Likewise, in the psychologically important South Antrim constituency, the likely victory of the DUP's William McCrea could be misleading. The Alliance candidate there, David Ford, says he would have seriously considered pulling out and urging his supporters to vote for the UUP were it not for the fact that the UUP candidate, David Burnside, is at best deeply ambivalent on the agreement.

"Pro-agreement voters," he says, "are simply not motivated by David Burnside. The more people he meets on the canvass, the more people are turned off by him." He predicts a McCrea victory by default.

In this context, arguably the most important and certainly the most emblematic candidate in the election is one who is not standing, the Alliance general secretary, Stephen Farry. He is an experienced and well-regarded local councillor and leader of the Alliance group on North Down Borough Council.

As the place where Alliance was founded in 1970, North Down is the party's heartland. Stephen Farry would probably have taken about 15 per cent of the vote - not enough to take the Westminster seat but enough to make a significant difference to the party's national total.

Yet, in the weird logic of Northern Irish politics, the most constructive thing Stephen Farry could do was to pull out of the election. The largely middle-class Protestant constituency of North Down is heavily pro-agreement but is represented at Westminster by Bob McCartney, leader and sole star of the anti-agreement UK Unionist Party. Even among his own supporters, Farry found that the strongest passion was the negative one of getting McCartney out.

"I would go to the doorsteps and say, `vote Alliance'," he says. "They would say, `Fine. But what's the best way to get rid of Bob McCartney?'. "If I say, `vote Alliance', it's a political deceit." The honest answer, which is the one he decided to give, is to vote for the pro-agreement UUP candidate, Sylvia Hermon.

However honest this may be, it still leaves some Alliance voters feeling disenfranchised. Some, like Bangor woman Karen Banks, refuse to support Hermon, because "I don't want to give my vote to a candidate who is associated with a party which is seriously divided on the Belfast Agreement".

Stephen Farry, who is standing in the local elections, acknowledges a divided reaction among his supporters. "On the doorsteps," he says, "of every 10 people, three will spontaneously tell me I've done the right thing, four will offer support when I say I'm not standing for Westminster and explain why, and the rest will say it's creating real concerns for them." The irony is that the people who are left feeling most abandoned are the anti-sectarian, pro-agreement voters on whom the future of Northern Ireland most depends.

For them, in particular, these last days before decision time are agonising.

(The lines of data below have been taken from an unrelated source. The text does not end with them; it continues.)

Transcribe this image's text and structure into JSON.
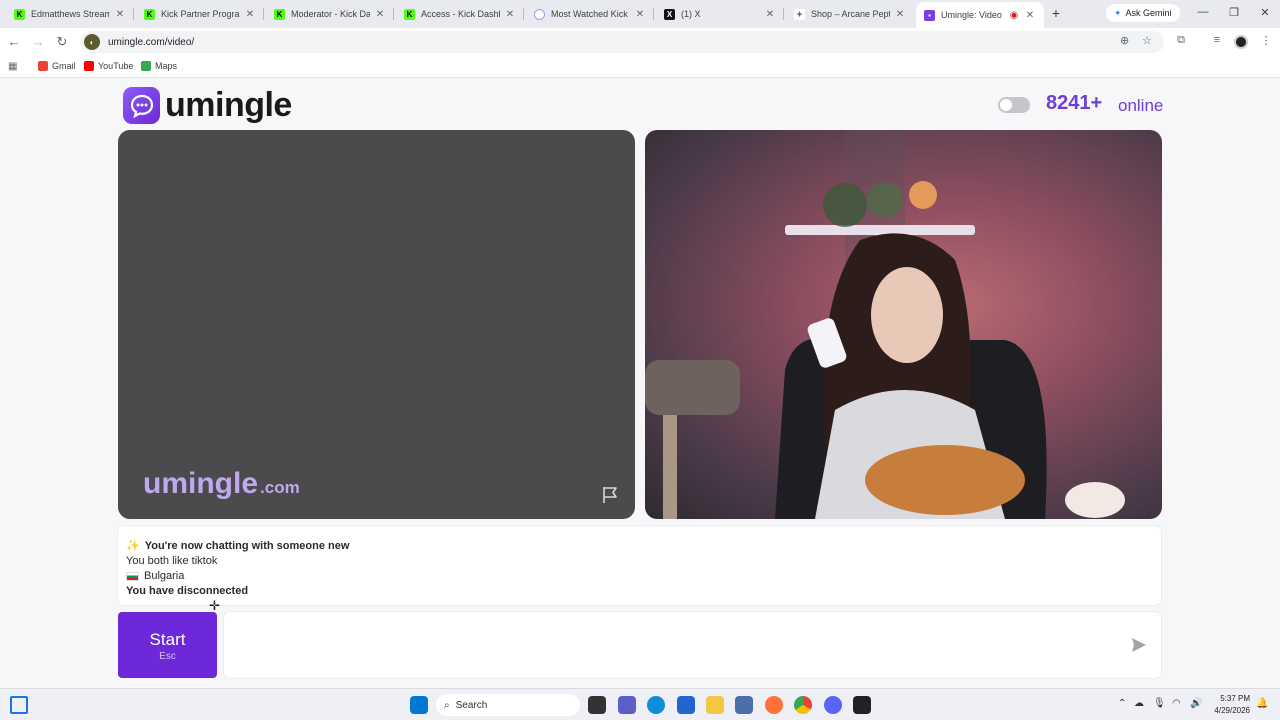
{
  "browser": {
    "tabs": [
      {
        "title": "Edmatthews Stream - Y",
        "favicon_color": "#53fc18"
      },
      {
        "title": "Kick Partner Program -",
        "favicon_color": "#53fc18"
      },
      {
        "title": "Moderator - Kick Dashb",
        "favicon_color": "#53fc18"
      },
      {
        "title": "Access - Kick Dashboar",
        "favicon_color": "#53fc18"
      },
      {
        "title": "Most Watched Kick Stre",
        "favicon_color": "#9aa0e6"
      },
      {
        "title": "(1) X",
        "favicon_color": "#111111"
      },
      {
        "title": "Shop – Arcane Peptide",
        "favicon_color": "#777777"
      },
      {
        "title": "Umingle: Video Ch",
        "favicon_color": "#7c3aed"
      }
    ],
    "ask_gemini": "Ask Gemini",
    "url": "umingle.com/video/",
    "bookmarks": [
      {
        "label": "Gmail",
        "color": "#ea4335"
      },
      {
        "label": "YouTube",
        "color": "#ff0000"
      },
      {
        "label": "Maps",
        "color": "#34a853"
      }
    ]
  },
  "site": {
    "logo_text": "umingle",
    "online_count": "8241+",
    "online_label": "online",
    "watermark_main": "umingle",
    "watermark_domain": ".com",
    "accent": "#6d28d9"
  },
  "chat": {
    "messages": [
      {
        "icon": "✨",
        "text": "You're now chatting with someone new",
        "bold": true
      },
      {
        "icon": "",
        "text": "You both like tiktok",
        "bold": false
      },
      {
        "icon": "flag",
        "text": "Bulgaria",
        "bold": false
      },
      {
        "icon": "",
        "text": "You have disconnected",
        "bold": true
      }
    ],
    "start_label": "Start",
    "start_hint": "Esc",
    "input_value": ""
  },
  "taskbar": {
    "search_label": "Search",
    "time": "5:37 PM",
    "date": "4/29/2026"
  }
}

On the one hand, since the UUP is almost certain to lose seats elsewhere, a win for Sylvia Hermon in North Down might be the only thing that saves David Trimble and rescues the agreement. On the other, a vote for the UUP will simply be totted up in the sectarian headcount.

The complex choices that may lie behind a mark on the ballot paper disappear in the crude numbers game that allows only two kinds of politics: wars within the tribes and wars between the tribes.

All over Northern Ireland, people will be faced with the same dilemma as the deadly logic of "50 per cent plus one" works its way down to private moments in the polling booth. If many people end up going for what seems the least worst option, they will also be longing for the day when they can choose the best.